Kasım 29, 2006

Yaratıcılıkta Yasak Bölgeler


Yaratıcılıkta yasak bölgelerde gezmek reklamcıları yanlış yollara sürükler mi?

Afişte Arjantinli bir ajansın Telefonica şirketi için yaptığı çalışmayı görüyorsunuz. Açıkçası bu kampanyaya sıcak bakmıyorum, çünkü doğru bilgi vermiyor. İnsanların kafasında Türkiye hakkında olur olmadık fikirler oluşturuyor. Reklamın iyisi kötüsü olmaz demeyelim. Reklamlara etik açıdan yaklaşmak, sektörü olduğu kadar olmasa da hedef alınan tüketicileri de ilgilendiriyor. Dolaylı da olsa bunu böyle kavramanın gerekli olduğuna inanıyorum.

Öncelikle; söz konusu ajansın ta Arjantin'de olması, başka bir kıtada, yarım kürede yer alması kampanyayı yaratan grubun yanlış bir önsezi ya da önyargı ile davranmalarını haklı çıkarmıyor.

Sözgelimi; Usame Bin Ladin'in gençliğini alıp üzerine Gudyonsen ekip, bakın Türkiye ile İsveç arasında iletişimi nasıl da sağlıyoruz demek benim bakışıma göre yaratıcılığa girmiyor.
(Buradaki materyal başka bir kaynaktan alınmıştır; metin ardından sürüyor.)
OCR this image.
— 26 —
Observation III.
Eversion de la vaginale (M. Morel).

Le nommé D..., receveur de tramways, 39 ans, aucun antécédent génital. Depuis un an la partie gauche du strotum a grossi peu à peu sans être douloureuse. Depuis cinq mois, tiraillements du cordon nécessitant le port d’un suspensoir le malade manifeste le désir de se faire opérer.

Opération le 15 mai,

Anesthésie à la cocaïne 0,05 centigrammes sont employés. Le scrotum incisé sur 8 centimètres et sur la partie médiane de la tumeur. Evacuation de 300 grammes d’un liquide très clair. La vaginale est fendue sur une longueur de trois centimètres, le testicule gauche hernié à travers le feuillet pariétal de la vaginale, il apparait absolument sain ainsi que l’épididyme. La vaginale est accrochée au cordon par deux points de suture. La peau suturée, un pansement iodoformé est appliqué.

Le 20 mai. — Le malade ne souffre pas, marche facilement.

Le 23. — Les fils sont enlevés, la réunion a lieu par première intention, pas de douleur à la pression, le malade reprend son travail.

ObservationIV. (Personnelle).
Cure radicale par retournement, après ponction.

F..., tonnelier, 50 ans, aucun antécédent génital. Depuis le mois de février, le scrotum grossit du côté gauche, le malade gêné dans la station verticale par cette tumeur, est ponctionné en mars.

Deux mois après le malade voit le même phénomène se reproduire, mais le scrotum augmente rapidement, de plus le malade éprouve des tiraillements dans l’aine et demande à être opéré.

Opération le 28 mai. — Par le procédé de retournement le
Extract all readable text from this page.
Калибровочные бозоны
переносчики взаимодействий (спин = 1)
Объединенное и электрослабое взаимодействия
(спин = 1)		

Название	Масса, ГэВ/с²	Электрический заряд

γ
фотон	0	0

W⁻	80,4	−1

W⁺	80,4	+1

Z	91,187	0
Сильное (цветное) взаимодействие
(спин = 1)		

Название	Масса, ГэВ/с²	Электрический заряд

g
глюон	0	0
Daha doğrusu taraflı(!) olarak baktığım için fikir havada kalıyor.

Öte yandan Türkiye-İsveç arasında en ucuz hattın Telefonica olduğunu dile getiren şirketin ajansı, önyargısını silemediği gibi ucuzluk kavramına görselinde değinmeyi bile akıl etmemiş.

Bu konuyla ilgili olduğunu düşündüğüm Edward de Bono’nun 'Yırtıklık ve çılgınlık her zaman yaratıcılık değildir.' sözünü hatırlatmak isterim. Devamında ise şunu belirtiyor:

'Yırtıklığın yaratıcılıkla bu kadar sık eş anlamlı kullanılmasının sebebi, yırtıklığın çok kolay olmasıdır. Böylece, farkedilmek ve yaratıcığıyla gösteriş yapmak isteyenler bu izlenmesi en kolay rotayı takip etmektedir. Bu bir seçenek ve seçimdir. Benim bakış açıma göre pek yapıcı bir seçenek değil. Sadece sıradışı olmanın ötesinde katkı yaratabilen yaratıcılığa sonsuz saygım var.'

Diğer yandan Ernie Schenck blogunda(mtddblog), yaratıcılıkta yasak bölgeye ihtiyacımız olduğuna açıklık getiriyor. Çok açık örneklerle sıraladığı yazısında şu örneğe dikkat çekmek istiyorum:

İrlandalı bir kumar firması Paddy Power, İsa ve havarilerin poker oynadığı Son Yemek Parodisi'ni göstererek kampanyasını yapıyor. Doğal olarak bir sürü İrlandalı Katoliğin yanında dünyadan da tepkiler geliyor. Sonunda posterler indiriliyor. Onların yerine Paddy Power yeni bir poster asıyor. Aynen şöyle yazıyor:

'Eğlence ve kumar için bir yer var. Çok açık ki burası orası değil.'

Sonuç olarak Paddy Power kampanyası tutuyor. Başka bir fikir de tutabilirdi. Yazar bunun sansürcülük olduğunu ve kötü bir fikir olduğunu dile getiriyor.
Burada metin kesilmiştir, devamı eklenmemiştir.